Saturday, September 13, 2008

Two Stories of the Heart

He would have been 32 years old,” my husband said. “He might have had his own family by now.” Even ten years after our son’s death, we still maintain two stories of his life--the story that was our son’s life and the story of his life that we began to imagine on the day of his birth, thirty-two years ago. Some stories are so compelling that we will not let them go, even when it becomes clear that the story is both imaginary and unattainable. At that point, the imaginary story is a form of grief.

Each week, as I work beside the parents of children with autism, I become aware, from time to time, that grief is present, like a fragrance, often faint but sometimes overpowering. I can start to feel impatient if grief seems to blind a parent to his or her own child.
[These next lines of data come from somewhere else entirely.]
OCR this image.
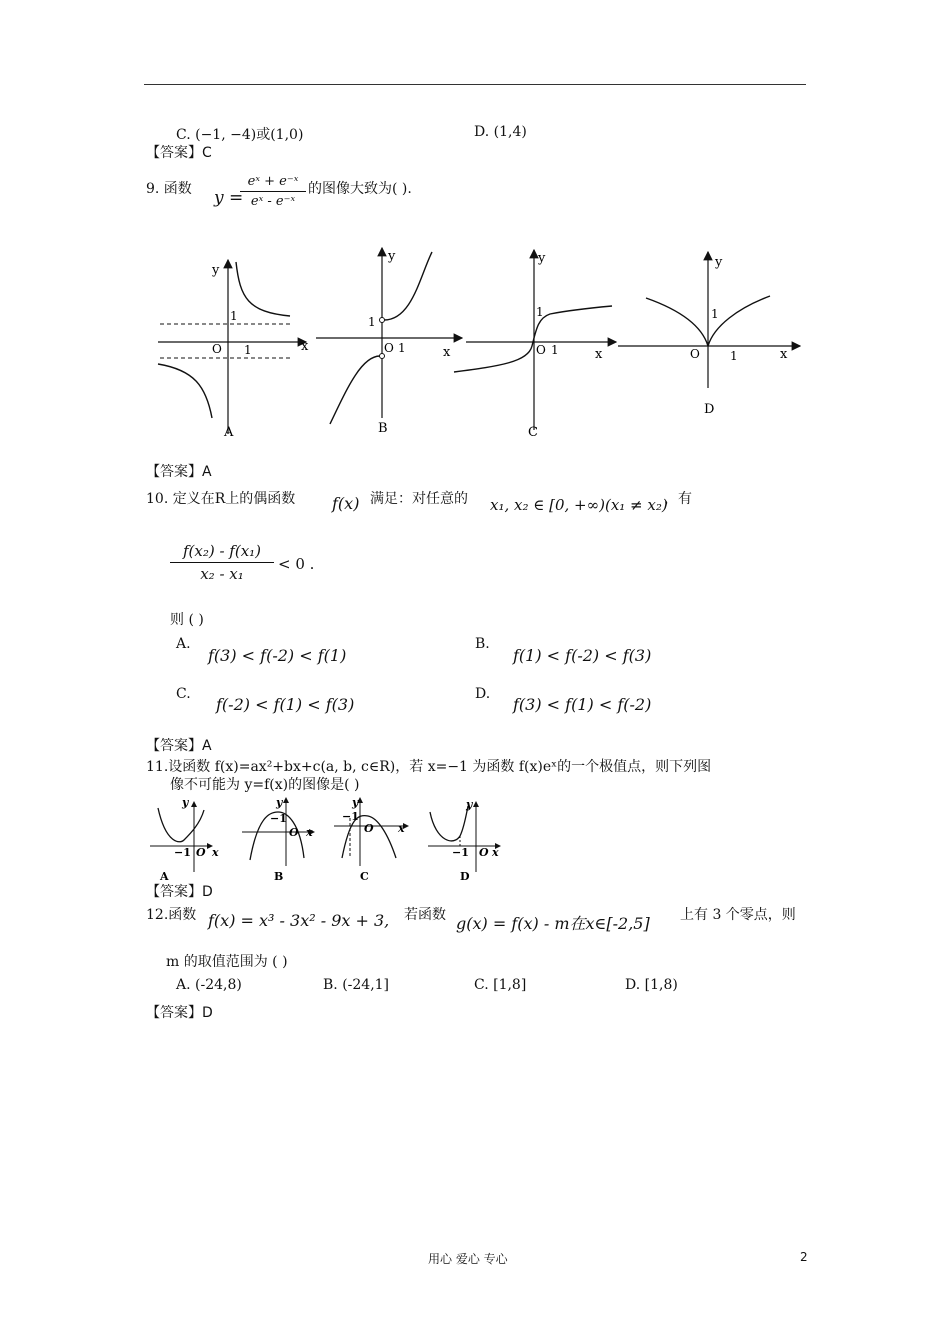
C. (−1, −4)或(1,0)	D. (1,4)
【答案】C
9. 函数 y =
eˣ + e⁻ˣ
eˣ - e⁻ˣ
的图像大致为( ).
y
x
O 1
1
A
y
x
O 1
1
B
y
x
O 1
1
C
y
x
O	1
1
D
【答案】A
10. 定义在R上的偶函数 f(x) 满足：对任意的 x₁, x₂ ∈ [0, +∞)(x₁ ≠ x₂)
，有
f(x₂) - f(x₁)
x₂ - x₁
< 0 .
则 ( )
A.
f(3) < f(-2) < f(1)
B.
f(1) < f(-2) < f(3)
C.
f(-2) < f(1) < f(3)
D.
f(3) < f(1) < f(-2)
【答案】A
11.设函数 f(x)=ax²+bx+c(a, b, c∈R)，若 x=−1 为函数 f(x)eˣ的一个极值点，则下列图
像不可能为 y=f(x)的图像是( )
y
x
O
−1
A
y
x
O
−1
B
y
x
O
−1
C
y
x
O
−1
D
【答案】D
12.函数 f(x) = x³ - 3x² - 9x + 3, 若函数 g(x) = f(x) - m在x∈[-2,5] 上有 3 个零点，则
m 的取值范围为 ( )
A. (-24,8)	B. (-24,1]	C. [1,8]	D. [1,8)
【答案】D
用心 爱心 专心	2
I think that these are moments when the imaginary child story is more real to a parent than the real child’s story. I want to say, “Your child is amazingly, wonderfully here! Enjoy this child! You are so lucky!” My impatience, though, is tempered by an awareness of how compelling that imaginary story really is. “Ten years”, I think, “and you, Tahirih, are still writing an imaginary story for your son.”
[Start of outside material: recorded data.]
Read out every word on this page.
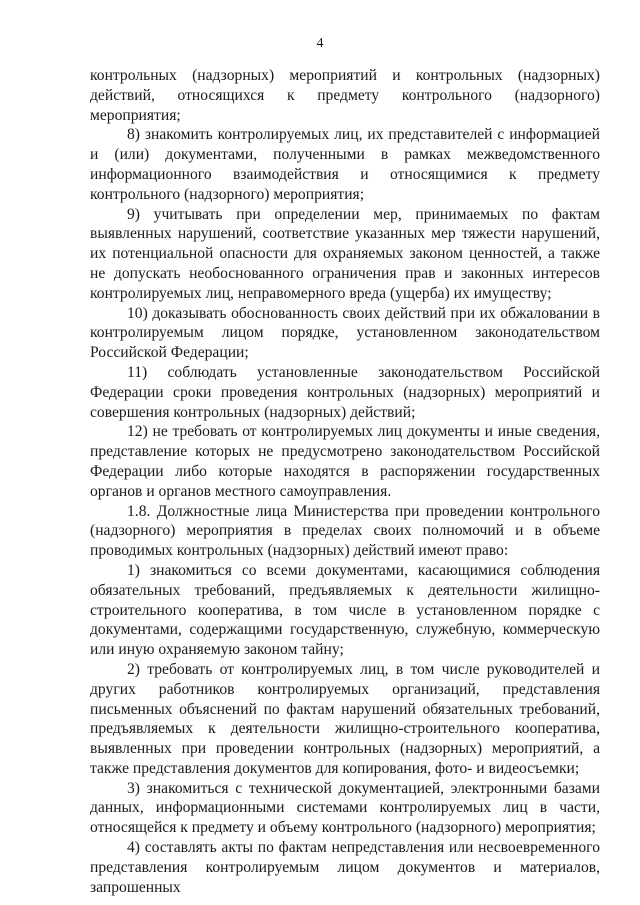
4

контрольных (надзорных) мероприятий и контрольных (надзорных) действий, относящихся к предмету контрольного (надзорного) мероприятия;

8) знакомить контролируемых лиц, их представителей с информацией и (или) документами, полученными в рамках межведомственного информационного взаимодействия и относящимися к предмету контрольного (надзорного) мероприятия;

9) учитывать при определении мер, принимаемых по фактам выявленных нарушений, соответствие указанных мер тяжести нарушений, их потенциальной опасности для охраняемых законом ценностей, а также не допускать необоснованного ограничения прав и законных интересов контролируемых лиц, неправомерного вреда (ущерба) их имуществу;

10) доказывать обоснованность своих действий при их обжаловании в контролируемым лицом порядке, установленном законодательством Российской Федерации;

11) соблюдать установленные законодательством Российской Федерации сроки проведения контрольных (надзорных) мероприятий и совершения контрольных (надзорных) действий;

12) не требовать от контролируемых лиц документы и иные сведения, представление которых не предусмотрено законодательством Российской Федерации либо которые находятся в распоряжении государственных органов и органов местного самоуправления.

1.8. Должностные лица Министерства при проведении контрольного (надзорного) мероприятия в пределах своих полномочий и в объеме проводимых контрольных (надзорных) действий имеют право:

1) знакомиться со всеми документами, касающимися соблюдения обязательных требований, предъявляемых к деятельности жилищно-строительного кооператива, в том числе в установленном порядке с документами, содержащими государственную, служебную, коммерческую или иную охраняемую законом тайну;

2) требовать от контролируемых лиц, в том числе руководителей и других работников контролируемых организаций, представления письменных объяснений по фактам нарушений обязательных требований, предъявляемых к деятельности жилищно-строительного кооператива, выявленных при проведении контрольных (надзорных) мероприятий, а также представления документов для копирования, фото- и видеосъемки;

3) знакомиться с технической документацией, электронными базами данных, информационными системами контролируемых лиц в части, относящейся к предмету и объему контрольного (надзорного) мероприятия;

4) составлять акты по фактам непредставления или несвоевременного представления контролируемым лицом документов и материалов, запрошенных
What is the power of these stories that seem to write themselves on a parent’s heart? Maybe the imaginary story is important, too. Maybe it is the imaginary story that motivates us. In my own case, it seems a bit futile, but perhaps the imaginary story fuels the extraordinary effort that characterizes parenting. I don’t know if we would be able to strive the way we do if it were not for this second story running parallel to the one based more on reality. Strangely, we can usually carry on with competing stories ever-present. We can be amazed and fiercely proud when our child learns to talk or read or write three years later than our imaginary child learned this skill. We can feel great joy and celebration right along with grief and loss—the two emotions wound tightly together. I don’t know if there is a reason, really, but I do know that the reality of parenting seems to include a persistent and ever-present imaginary story. We find a way to manage this, as best we can.

4 comments:

Niksmom said...

Tahirih, this is so poignant. I am sorry for your loss; I cannot imagine it. Yet, I am so grateful for your understanding of the parallel tracks special needs parents straddle; I'm sure it makes you so much more connected to those families you work with and they reap the benefit.

Tahirih said...

I hope this is true. I think sometimes that it is easier to be compassionate--both to others and to myself as I live through all the unimaginable things that do happen to us all. Thank you for your kind words.

Anonymous said...

Tahirih, I too want to let you know how terribly sorry I am that you lost your son. I am also grateful to you for the insights into autism you have given me as a new Special Education teacher in the UK. Thank you.

Tahirih said...

Thank you rosie bones. I want to hear the story behind that name, by the way. I am happy that you are finding the blog/website helpful. Good wishes on your work.